Paiardini and his colleagues reasoned that chronic viral infection and cancer produce similar states of “exhaustion”: immune cells (T cells) that could fight virus or cancer are present, but unable to respond. In long-term HIV or SIV infection, T cells harboring the virus display receptors that make them targets for checkpoint inhibitors, cancer immunotherapy drugs that are designed to counteract the exhausted state. In the context of HIV infection, these types of drugs have been tested to a limited extent in people living with HIV who were being treated for cancer.
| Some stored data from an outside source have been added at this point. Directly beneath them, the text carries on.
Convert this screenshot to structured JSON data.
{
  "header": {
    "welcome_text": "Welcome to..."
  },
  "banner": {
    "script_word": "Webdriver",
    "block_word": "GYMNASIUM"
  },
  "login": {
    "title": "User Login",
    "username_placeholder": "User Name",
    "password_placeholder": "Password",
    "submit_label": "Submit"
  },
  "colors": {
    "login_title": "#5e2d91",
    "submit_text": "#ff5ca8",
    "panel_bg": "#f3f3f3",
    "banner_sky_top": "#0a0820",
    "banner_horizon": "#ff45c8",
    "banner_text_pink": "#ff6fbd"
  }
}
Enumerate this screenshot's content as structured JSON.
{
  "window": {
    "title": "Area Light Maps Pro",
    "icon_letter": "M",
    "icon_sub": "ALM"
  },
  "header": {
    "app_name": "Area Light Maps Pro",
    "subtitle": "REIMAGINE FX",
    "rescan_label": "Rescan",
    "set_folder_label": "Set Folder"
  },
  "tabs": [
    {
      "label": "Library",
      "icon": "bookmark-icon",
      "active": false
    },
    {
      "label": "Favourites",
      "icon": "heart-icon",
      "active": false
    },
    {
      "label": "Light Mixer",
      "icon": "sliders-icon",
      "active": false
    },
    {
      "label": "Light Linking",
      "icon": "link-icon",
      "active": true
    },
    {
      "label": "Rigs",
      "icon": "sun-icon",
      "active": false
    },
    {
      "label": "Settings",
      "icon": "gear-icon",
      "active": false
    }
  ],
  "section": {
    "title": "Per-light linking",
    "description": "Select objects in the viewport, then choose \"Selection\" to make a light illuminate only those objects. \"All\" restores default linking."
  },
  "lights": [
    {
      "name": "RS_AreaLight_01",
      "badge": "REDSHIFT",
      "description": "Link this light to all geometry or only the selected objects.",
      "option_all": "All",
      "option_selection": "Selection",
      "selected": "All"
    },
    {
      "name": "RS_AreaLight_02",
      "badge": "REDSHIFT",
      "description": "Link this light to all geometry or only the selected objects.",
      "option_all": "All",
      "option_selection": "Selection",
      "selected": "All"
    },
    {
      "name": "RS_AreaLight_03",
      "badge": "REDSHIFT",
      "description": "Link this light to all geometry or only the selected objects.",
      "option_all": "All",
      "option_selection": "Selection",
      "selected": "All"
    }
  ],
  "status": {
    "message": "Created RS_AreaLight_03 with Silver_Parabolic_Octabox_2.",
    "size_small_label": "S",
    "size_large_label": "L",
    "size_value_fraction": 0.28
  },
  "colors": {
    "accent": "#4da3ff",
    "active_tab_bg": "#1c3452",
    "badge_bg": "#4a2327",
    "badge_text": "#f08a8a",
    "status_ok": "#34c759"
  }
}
In the Nature Medicine paper, the researchers used monkey biosimilar versions of ipilimumab and nivolumab, which block the inhibitory receptors CTLA-4 and PD-1, respectively. In monkeys that received both CTLA-4- and PD-1-blocking agents, researchers observed a stronger activation of T cells, compared to only PD-1 blockade. DNA sequencing of viruses in the blood revealed that a broader range of viruses were reactivated with the combination, compared to single checkpoint inhibitors.
“We observed that combining CTLA-4- and PD-1 blockade was effective in reactivating the virus from latency and making it visible to the immune system,” Paiardini says.
In previous studies, limited shrinkage of the viral reservoir has been seen only inconsistently with single checkpoint inhibitors or other immune-stimulating agents. Only combination-treated animals showed a consistently measurable and significant reduction in the size of the viral reservoir. This was measured with “DNAscope”, an imaging technique to visualize infected cells within tissues, and by measuring the frequency of CD4 T cells, the main targets of HIV and SIV, harboring intact viral DNA.
Despite this effect, once antiviral drugs were stopped, the virus still came back to the same level in combination-treated animals.
“We believe this is due to having much less viral antigens around after long-term antiretroviral therapy, compared with the situation in cancer,” says Justin Harper, lab manager and first author of the paper. “This makes much more difficult for the immune system to recognize and kill those cells.”
A note of caution: the equivalent combination of CTLA-4 and PD-1 blockade in humans has been tested in the context of cancer treatment. While the two drug types can be more effective together, patients sometimes experience adverse side effects: severe inflammation, kidney damage, or liver damage.